AI Navigate

Semantic Aware Feature Extraction for Enhanced 3D Reconstruction

arXiv cs.CV / 3/17/2026

💬 OpinionIdeas & Deep AnalysisModels & Research

Key Points

  • The paper introduces a semantic-aware feature extraction framework that jointly trains keypoint detection, keypoint description, and semantic segmentation through multi-task learning to improve feature matching.
  • It adds a deep matching module to strengthen correspondences and evaluates the method on data from a monocular fisheye camera mounted on a vehicle in a multi-floor parking structure, enabling semantic 3D reconstruction with elevation estimation.
  • The method produces semantically annotated 3D point clouds that reveal elevation changes and support multi-level mapping beyond purely geometric reconstruction.
  • Experimental results show improved structural detail and feature match consistency when semantic cues are integrated, highlighting potential gains for SLAM, image stitching, and 3D reconstruction workflows.

Abstract

Feature matching is a fundamental problem in computer vision with wide-ranging applications, including simultaneous localization and mapping (SLAM), image stitching, and 3D reconstruction.

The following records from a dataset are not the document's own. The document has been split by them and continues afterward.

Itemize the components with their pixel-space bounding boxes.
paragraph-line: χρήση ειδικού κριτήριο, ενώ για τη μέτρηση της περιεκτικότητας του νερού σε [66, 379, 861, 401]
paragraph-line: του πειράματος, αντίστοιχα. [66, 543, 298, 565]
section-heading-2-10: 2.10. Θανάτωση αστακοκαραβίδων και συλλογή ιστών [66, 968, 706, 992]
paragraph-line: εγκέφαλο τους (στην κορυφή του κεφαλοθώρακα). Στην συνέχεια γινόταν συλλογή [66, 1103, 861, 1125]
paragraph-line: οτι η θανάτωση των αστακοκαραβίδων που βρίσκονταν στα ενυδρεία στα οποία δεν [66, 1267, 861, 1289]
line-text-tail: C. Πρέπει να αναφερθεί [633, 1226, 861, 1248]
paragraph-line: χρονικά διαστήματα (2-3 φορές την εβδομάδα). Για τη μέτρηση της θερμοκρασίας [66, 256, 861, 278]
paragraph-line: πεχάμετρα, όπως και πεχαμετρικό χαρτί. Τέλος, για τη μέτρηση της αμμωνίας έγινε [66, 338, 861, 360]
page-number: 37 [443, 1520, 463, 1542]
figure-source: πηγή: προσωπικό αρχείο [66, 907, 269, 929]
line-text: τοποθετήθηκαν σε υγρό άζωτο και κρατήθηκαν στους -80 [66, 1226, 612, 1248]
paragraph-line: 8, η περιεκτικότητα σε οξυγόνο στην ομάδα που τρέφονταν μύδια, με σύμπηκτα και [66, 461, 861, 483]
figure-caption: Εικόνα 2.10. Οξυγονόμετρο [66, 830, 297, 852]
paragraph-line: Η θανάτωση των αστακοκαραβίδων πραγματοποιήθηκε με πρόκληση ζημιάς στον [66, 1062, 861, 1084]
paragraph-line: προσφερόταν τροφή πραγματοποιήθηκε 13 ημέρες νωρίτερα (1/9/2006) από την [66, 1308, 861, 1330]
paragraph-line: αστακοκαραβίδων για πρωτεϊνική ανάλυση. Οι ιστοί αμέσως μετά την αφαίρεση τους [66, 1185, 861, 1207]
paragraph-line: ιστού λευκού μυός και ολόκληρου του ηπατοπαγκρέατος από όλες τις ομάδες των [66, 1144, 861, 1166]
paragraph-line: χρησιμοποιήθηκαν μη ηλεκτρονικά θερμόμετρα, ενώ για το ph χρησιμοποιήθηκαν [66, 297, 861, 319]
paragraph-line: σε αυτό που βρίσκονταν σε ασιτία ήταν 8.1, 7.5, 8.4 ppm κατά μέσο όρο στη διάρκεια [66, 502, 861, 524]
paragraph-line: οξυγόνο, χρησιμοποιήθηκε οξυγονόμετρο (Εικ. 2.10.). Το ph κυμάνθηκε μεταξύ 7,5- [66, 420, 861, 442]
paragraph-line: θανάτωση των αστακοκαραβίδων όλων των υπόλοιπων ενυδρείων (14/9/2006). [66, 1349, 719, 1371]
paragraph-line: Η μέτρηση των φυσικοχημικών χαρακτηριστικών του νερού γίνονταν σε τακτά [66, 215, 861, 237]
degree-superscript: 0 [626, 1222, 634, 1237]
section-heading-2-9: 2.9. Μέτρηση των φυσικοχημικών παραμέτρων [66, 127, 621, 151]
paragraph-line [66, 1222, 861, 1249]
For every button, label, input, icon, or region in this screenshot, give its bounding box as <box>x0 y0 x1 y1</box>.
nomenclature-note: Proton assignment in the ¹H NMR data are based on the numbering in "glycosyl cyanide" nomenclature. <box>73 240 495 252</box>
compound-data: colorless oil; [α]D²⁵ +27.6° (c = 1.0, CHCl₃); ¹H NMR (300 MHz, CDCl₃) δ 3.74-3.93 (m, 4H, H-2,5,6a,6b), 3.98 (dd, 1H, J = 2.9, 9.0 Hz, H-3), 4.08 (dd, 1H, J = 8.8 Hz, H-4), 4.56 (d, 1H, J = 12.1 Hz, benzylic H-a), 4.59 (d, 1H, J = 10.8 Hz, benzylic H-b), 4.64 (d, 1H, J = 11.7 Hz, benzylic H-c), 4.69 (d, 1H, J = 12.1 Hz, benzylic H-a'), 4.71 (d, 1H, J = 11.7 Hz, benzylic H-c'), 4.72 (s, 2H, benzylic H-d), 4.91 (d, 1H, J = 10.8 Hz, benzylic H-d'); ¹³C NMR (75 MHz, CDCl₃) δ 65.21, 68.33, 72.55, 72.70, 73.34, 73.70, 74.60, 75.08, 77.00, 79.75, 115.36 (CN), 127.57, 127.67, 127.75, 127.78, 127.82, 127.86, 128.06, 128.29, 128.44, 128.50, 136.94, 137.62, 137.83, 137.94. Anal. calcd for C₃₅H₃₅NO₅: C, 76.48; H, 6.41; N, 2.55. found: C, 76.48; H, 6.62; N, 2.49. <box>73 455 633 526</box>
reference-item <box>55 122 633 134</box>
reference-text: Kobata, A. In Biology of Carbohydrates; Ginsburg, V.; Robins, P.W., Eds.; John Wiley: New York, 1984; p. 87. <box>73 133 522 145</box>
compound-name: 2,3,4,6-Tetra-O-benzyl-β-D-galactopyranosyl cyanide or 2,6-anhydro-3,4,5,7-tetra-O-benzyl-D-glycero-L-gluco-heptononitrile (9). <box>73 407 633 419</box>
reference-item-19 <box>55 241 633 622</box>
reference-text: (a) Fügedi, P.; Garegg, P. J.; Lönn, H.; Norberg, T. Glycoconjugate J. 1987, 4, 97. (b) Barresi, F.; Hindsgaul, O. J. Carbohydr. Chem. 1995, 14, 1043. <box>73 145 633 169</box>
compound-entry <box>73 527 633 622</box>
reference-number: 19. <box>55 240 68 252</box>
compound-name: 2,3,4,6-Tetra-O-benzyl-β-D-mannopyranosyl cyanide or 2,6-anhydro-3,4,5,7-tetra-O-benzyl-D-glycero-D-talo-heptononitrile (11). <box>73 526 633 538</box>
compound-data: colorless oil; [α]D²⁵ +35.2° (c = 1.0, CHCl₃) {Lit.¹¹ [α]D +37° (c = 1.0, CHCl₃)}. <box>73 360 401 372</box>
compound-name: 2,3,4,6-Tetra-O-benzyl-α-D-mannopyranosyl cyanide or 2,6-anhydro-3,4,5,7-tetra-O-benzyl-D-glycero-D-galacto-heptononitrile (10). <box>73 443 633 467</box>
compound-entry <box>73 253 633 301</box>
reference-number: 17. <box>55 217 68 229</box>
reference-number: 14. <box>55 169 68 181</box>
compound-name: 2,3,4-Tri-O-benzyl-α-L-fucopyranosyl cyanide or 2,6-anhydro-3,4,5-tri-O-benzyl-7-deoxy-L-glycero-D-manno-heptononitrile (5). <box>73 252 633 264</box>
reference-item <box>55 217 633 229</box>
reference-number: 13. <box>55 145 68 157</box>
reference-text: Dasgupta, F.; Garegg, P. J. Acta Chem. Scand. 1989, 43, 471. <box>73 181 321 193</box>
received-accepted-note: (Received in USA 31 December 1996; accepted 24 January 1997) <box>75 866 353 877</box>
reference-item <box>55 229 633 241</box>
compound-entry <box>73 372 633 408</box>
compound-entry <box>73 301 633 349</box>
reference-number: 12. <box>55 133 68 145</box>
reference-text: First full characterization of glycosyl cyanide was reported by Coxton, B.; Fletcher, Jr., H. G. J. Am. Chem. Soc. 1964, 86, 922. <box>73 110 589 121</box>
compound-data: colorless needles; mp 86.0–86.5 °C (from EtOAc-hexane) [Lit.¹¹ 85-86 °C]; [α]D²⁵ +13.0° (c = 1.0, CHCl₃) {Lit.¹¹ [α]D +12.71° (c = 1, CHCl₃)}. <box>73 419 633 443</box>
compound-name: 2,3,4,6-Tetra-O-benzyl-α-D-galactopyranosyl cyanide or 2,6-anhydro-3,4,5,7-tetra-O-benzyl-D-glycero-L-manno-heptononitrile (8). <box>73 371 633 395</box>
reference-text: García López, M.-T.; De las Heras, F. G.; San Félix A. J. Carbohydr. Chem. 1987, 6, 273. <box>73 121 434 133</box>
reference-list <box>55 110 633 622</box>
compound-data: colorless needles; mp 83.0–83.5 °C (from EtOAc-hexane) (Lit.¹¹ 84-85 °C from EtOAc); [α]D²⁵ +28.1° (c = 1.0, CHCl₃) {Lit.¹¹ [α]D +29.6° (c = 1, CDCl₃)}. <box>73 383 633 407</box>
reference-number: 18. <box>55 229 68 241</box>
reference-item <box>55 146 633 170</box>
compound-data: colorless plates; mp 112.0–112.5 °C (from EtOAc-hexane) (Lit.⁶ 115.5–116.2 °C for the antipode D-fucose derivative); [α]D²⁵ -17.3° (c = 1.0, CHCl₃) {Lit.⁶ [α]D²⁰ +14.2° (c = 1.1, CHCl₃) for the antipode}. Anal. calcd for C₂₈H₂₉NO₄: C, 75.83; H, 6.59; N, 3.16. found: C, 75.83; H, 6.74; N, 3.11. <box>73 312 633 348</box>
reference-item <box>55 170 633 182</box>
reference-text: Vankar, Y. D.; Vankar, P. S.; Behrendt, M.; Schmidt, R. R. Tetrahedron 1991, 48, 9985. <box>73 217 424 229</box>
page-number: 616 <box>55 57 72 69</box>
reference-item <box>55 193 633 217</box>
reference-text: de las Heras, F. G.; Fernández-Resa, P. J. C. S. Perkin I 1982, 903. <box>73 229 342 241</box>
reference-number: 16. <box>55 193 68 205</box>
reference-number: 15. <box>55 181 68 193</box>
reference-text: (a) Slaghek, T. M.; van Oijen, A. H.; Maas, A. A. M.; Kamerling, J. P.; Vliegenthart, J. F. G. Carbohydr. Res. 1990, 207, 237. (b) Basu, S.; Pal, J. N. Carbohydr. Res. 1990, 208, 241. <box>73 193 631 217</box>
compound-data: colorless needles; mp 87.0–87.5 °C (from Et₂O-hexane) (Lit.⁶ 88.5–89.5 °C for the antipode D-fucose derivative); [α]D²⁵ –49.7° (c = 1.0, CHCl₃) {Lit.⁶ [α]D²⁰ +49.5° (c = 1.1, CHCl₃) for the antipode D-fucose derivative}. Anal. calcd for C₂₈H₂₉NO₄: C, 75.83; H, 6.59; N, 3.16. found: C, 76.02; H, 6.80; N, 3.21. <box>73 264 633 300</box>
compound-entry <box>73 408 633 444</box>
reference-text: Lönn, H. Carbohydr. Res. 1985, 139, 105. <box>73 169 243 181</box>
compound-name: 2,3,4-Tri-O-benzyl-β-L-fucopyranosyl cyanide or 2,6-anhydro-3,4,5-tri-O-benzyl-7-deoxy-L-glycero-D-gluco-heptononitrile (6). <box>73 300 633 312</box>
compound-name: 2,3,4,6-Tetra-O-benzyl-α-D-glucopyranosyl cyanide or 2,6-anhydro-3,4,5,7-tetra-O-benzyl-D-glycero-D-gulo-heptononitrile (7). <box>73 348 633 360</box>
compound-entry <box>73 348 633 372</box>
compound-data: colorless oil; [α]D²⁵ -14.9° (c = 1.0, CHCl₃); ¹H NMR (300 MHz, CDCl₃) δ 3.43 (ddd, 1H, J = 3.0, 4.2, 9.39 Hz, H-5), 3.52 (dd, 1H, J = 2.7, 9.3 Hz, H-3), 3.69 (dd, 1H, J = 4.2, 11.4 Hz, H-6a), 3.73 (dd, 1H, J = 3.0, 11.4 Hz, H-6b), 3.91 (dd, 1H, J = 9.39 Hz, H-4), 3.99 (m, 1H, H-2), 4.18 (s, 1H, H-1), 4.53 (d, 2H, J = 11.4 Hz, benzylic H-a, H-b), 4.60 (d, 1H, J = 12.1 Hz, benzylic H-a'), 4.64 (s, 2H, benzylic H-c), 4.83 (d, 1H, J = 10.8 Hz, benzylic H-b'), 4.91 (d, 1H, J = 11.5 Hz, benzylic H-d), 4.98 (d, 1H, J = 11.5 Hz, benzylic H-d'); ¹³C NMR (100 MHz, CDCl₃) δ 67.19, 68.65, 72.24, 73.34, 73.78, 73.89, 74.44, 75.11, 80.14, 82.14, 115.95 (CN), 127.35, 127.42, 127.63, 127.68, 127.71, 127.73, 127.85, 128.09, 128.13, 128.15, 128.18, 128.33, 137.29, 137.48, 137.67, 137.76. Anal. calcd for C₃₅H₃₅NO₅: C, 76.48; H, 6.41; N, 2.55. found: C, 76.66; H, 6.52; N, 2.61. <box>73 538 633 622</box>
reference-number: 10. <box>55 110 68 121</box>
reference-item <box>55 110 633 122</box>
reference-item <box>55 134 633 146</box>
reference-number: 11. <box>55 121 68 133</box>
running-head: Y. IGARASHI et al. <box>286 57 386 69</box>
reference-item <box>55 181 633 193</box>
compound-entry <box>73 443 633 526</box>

While recent advances in deep learning have improved keypoint detection and description, most approaches focus primarily on geometric attributes and often neglect higher-level semantic information. This work proposes a semantic-aware feature extraction framework that employs multi-task learning to jointly train keypoint detection, keypoint description, and semantic segmentation. The method is benchmarked against standard feature matching techniques and evaluated in the context of 3D reconstruction. To enhance feature correspondence, a deep matching module is integrated. The system is tested using input from a single monocular fisheye camera mounted on a vehicle and evaluated within a multi-floor parking structure. The proposed approach supports semantic 3D reconstruction with altitude estimation, capturing elevation changes and enabling multi-level mapping. Experimental results demonstrate that the method produces semantically annotated 3D point clouds with improved structural detail and elevation information, underscoring the effectiveness of joint training with semantic cues for more consistent feature matching and enhanced 3D reconstruction.